The law authorized DHHS to allow New Hampshire’s licensed MMJ businesses, known as alternative treatment centers (ATC), to open a second “satellite” dispensary in each of the state’s four designated regions.

The new law expands upon Senate Bill 388, passed in 2018, which allowed for two satellite dispensaries in the more rural regions of the state.

New Hampshire’s vertically integrated ATCs have historically operated at a financial loss, but they could see a boost in sales by making it easier for patients to secure medical marijuana by reducing the amount of time they must travel.

In determining where to locate the additional dispensaries, DHHS defined a “travel burden” as:

  • One-way travel distance in excess of 25 miles.
  • Or, one-way travel time exceeding 30 minutes.

In some regions, more than 20% of patients fall into both categories – but these travel burdens will be reduced or eliminated by the additional dispensaries.

New Hampshire’s licensed MMJ businesses include Prime ATC, managed by Acreage Holdings; multistate operator Temescal Wellness, which holds two licenses; and Sanctuary ATC, which opened its first satellite location in July under the provisions of SB 388.

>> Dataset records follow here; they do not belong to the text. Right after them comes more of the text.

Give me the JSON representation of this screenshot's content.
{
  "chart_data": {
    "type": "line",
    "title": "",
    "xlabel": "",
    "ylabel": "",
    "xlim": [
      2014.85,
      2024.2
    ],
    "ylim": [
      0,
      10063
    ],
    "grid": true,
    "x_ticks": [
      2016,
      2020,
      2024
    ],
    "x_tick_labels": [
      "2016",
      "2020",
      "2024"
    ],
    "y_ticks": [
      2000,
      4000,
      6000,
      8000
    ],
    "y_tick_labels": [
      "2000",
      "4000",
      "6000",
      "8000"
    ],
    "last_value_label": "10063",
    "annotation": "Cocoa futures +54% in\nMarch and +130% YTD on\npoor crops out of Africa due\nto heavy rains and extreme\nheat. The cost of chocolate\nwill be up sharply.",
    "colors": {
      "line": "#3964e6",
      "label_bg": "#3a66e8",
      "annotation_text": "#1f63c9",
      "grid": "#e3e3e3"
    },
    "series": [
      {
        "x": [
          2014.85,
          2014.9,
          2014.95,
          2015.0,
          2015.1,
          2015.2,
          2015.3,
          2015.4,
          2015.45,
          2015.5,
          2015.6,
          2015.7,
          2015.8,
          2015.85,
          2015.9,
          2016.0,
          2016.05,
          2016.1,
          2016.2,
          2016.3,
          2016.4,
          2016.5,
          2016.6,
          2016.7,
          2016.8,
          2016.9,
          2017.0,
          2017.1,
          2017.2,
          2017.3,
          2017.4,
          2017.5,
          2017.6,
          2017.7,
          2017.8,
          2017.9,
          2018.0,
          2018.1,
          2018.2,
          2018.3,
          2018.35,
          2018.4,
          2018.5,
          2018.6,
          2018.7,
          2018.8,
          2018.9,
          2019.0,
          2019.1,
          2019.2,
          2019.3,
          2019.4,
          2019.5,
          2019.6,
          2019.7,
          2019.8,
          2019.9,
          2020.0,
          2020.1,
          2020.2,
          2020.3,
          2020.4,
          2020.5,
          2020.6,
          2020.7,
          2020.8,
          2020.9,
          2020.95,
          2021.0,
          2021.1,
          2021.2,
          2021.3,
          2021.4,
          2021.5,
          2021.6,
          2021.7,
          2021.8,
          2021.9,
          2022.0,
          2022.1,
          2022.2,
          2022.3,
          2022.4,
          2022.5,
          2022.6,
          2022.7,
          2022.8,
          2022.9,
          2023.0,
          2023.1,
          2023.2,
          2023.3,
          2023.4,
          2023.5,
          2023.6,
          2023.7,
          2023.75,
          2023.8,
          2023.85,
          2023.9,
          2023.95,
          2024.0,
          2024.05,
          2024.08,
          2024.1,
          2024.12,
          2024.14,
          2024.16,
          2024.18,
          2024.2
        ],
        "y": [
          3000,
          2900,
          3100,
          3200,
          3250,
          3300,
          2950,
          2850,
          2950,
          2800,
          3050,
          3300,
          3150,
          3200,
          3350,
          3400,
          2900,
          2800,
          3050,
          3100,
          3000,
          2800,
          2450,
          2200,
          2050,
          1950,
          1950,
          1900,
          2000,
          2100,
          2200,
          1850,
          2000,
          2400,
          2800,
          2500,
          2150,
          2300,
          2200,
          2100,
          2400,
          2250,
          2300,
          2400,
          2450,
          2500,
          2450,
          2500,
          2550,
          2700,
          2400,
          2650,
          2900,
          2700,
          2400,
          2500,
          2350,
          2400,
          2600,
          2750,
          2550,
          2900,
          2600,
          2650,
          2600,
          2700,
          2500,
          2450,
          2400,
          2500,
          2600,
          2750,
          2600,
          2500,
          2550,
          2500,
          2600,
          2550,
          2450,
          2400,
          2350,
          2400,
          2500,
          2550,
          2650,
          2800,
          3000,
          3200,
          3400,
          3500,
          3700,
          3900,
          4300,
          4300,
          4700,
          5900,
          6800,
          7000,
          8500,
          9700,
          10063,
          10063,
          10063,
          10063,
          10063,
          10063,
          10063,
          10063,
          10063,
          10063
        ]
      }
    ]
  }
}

New Hampshire now has five dispensaries in operation out of the total eight allowed.

The state’s medical marijuana program requires patients to register with – and make purchases from – only one ATC.

From July 1, 2018, to June 30, 2019:

  • Prime ATC counted 40% of the state’s qualifying patients on its registry.
  • Temescal Wellness served 36% of the state’s qualifying patients.
  • Sanctuary ATC counted 26% of the state’s patients in its registry.